Les mots, ça compte

Tant mieux si on veut vraiment lutter contre les réalités de l’itinérance! Mais je remarque que le ministre par des itinérants, alors que les organismes qui sont sur le terrain, qui connaissent les réalités et qui connaissent véritablement les gens aux prises avec l’itinérance, eux, parlent de personnes en situation d’itinérance. (Pour tout vous dire, il m’arrive souvent de traduire des textes sur le sujet.)

La différence est immense!
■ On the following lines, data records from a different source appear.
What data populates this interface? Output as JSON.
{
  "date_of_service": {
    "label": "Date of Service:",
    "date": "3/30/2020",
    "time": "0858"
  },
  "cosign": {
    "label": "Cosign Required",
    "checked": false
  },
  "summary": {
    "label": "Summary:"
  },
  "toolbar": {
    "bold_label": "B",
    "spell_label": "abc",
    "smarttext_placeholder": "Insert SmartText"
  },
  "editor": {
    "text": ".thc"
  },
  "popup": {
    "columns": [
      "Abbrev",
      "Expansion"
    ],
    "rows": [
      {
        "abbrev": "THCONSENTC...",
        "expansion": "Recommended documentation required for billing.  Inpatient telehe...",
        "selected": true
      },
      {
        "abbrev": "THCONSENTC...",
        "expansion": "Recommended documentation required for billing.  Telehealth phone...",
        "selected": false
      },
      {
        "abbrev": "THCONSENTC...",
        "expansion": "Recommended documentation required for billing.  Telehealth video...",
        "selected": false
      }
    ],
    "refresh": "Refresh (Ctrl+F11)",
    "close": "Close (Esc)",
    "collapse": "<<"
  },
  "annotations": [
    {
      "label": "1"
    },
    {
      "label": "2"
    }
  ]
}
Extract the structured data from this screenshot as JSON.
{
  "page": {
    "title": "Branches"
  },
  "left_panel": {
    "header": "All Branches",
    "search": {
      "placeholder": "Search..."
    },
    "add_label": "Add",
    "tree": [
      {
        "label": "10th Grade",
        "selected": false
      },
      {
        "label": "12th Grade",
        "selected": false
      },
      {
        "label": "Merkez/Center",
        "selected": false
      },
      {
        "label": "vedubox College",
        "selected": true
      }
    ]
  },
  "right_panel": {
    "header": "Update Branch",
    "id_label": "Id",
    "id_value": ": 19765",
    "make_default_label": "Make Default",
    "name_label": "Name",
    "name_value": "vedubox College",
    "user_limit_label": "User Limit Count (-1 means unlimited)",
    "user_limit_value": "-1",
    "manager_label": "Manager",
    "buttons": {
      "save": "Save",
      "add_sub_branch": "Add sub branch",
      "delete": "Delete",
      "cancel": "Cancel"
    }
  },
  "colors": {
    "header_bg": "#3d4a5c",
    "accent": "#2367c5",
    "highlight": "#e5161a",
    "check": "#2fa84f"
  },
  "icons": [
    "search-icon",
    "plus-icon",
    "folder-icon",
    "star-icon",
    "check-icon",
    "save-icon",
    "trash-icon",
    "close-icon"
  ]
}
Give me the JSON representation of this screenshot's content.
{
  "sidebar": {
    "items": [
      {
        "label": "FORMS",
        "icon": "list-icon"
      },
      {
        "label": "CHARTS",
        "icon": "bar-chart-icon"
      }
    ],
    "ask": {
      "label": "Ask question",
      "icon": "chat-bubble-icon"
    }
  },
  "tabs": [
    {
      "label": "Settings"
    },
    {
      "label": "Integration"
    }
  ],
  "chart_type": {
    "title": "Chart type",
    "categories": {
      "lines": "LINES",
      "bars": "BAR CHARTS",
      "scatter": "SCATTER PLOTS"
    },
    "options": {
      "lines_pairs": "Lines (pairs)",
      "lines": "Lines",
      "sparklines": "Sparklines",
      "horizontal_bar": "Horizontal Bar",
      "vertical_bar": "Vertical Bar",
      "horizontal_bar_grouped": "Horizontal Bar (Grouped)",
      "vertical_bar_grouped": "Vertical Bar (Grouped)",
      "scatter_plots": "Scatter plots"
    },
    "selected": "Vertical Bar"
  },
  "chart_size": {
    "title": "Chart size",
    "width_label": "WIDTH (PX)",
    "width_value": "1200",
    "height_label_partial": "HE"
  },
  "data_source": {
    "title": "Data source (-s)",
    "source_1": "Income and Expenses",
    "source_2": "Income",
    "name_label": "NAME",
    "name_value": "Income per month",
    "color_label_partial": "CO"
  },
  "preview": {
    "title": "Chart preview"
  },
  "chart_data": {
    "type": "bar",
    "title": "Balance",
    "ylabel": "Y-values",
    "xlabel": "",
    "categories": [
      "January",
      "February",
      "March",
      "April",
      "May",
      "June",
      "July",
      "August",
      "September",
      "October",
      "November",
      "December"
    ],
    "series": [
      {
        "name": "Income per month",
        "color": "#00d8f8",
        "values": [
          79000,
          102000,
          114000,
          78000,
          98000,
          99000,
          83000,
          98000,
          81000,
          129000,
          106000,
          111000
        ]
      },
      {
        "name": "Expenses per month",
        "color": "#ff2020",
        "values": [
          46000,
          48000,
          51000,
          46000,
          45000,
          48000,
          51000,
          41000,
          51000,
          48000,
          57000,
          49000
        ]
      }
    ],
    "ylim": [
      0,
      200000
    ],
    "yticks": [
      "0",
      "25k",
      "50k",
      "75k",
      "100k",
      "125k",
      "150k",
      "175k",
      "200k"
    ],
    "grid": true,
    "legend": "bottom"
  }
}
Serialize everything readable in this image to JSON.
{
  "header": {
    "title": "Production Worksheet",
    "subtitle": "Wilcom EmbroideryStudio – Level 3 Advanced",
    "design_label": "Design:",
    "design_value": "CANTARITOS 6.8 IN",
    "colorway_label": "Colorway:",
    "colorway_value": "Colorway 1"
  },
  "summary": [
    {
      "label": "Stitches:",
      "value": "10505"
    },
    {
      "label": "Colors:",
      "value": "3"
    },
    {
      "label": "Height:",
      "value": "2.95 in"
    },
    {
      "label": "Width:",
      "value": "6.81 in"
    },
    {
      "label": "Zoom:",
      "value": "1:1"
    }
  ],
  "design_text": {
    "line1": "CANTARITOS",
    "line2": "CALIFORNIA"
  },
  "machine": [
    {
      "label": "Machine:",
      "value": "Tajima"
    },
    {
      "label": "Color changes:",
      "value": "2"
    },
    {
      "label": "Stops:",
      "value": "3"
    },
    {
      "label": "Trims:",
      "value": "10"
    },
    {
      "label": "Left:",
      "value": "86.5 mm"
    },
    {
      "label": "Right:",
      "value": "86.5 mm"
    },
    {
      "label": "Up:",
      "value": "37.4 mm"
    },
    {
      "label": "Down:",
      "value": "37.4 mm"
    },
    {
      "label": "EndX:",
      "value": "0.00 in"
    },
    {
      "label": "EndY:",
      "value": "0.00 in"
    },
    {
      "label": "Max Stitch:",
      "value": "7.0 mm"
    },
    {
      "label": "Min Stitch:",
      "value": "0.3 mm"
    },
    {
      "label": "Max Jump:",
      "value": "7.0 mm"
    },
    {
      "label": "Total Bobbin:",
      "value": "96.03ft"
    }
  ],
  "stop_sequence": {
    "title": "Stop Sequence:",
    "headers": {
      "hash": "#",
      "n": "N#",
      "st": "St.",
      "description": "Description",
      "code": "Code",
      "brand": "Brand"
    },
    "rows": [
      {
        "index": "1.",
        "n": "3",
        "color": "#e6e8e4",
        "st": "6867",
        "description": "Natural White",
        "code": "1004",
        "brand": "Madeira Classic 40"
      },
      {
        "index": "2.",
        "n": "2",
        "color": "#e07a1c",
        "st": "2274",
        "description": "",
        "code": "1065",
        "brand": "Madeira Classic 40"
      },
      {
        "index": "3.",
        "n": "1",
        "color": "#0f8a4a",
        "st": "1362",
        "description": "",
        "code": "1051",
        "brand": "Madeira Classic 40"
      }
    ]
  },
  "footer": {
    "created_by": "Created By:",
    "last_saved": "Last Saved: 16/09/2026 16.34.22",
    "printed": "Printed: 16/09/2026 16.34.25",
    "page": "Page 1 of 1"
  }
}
On dépasse la langue de bois: si vous n’avez pas de logement, être mis dans une case (celle de l’itinérant, avec tout ce que ça entraîne dans son sillage comme appellation) ou être considéré comme une personne (qui oui, vit une situation x), ça n’est pas la même chose du tout. Quand on est déjà marginalisé, être vu, traité, considéré comme une personne, ça compte (au lieu de se faire réduire à un seul aspect de sa vie actuelle). Quand on parle de l’itinérance et qu’on pense d’abord à des personnes, on fait déjà un premier pas pour lâcher le mépris et les préjugés.

Pour venir appuyer des personnes qui ont besoin de ressources, de répit, de soins (les besoins sont variés), il faut d’abord comprendre qu’il s’agit… de personnes.

[J’avais été sensibilisée à ce genre de vocabulaire qui semble ordinaire, mais qui est porteur de jugement en lisant, il y a quelques années, un article qui m’a fait instantanément cesser d’utiliser le terme «junkie». Parler d’une personne aux prises avec une dépendance ou qui a fait un choix de vie (utiliser des drogues intraveineuses peut être un choix de vie; faut lâcher les images à la Christiane F. un peu!) en la réduisant à cette seule réalité, c’est réducteur et méprisant; classiste, aussi.]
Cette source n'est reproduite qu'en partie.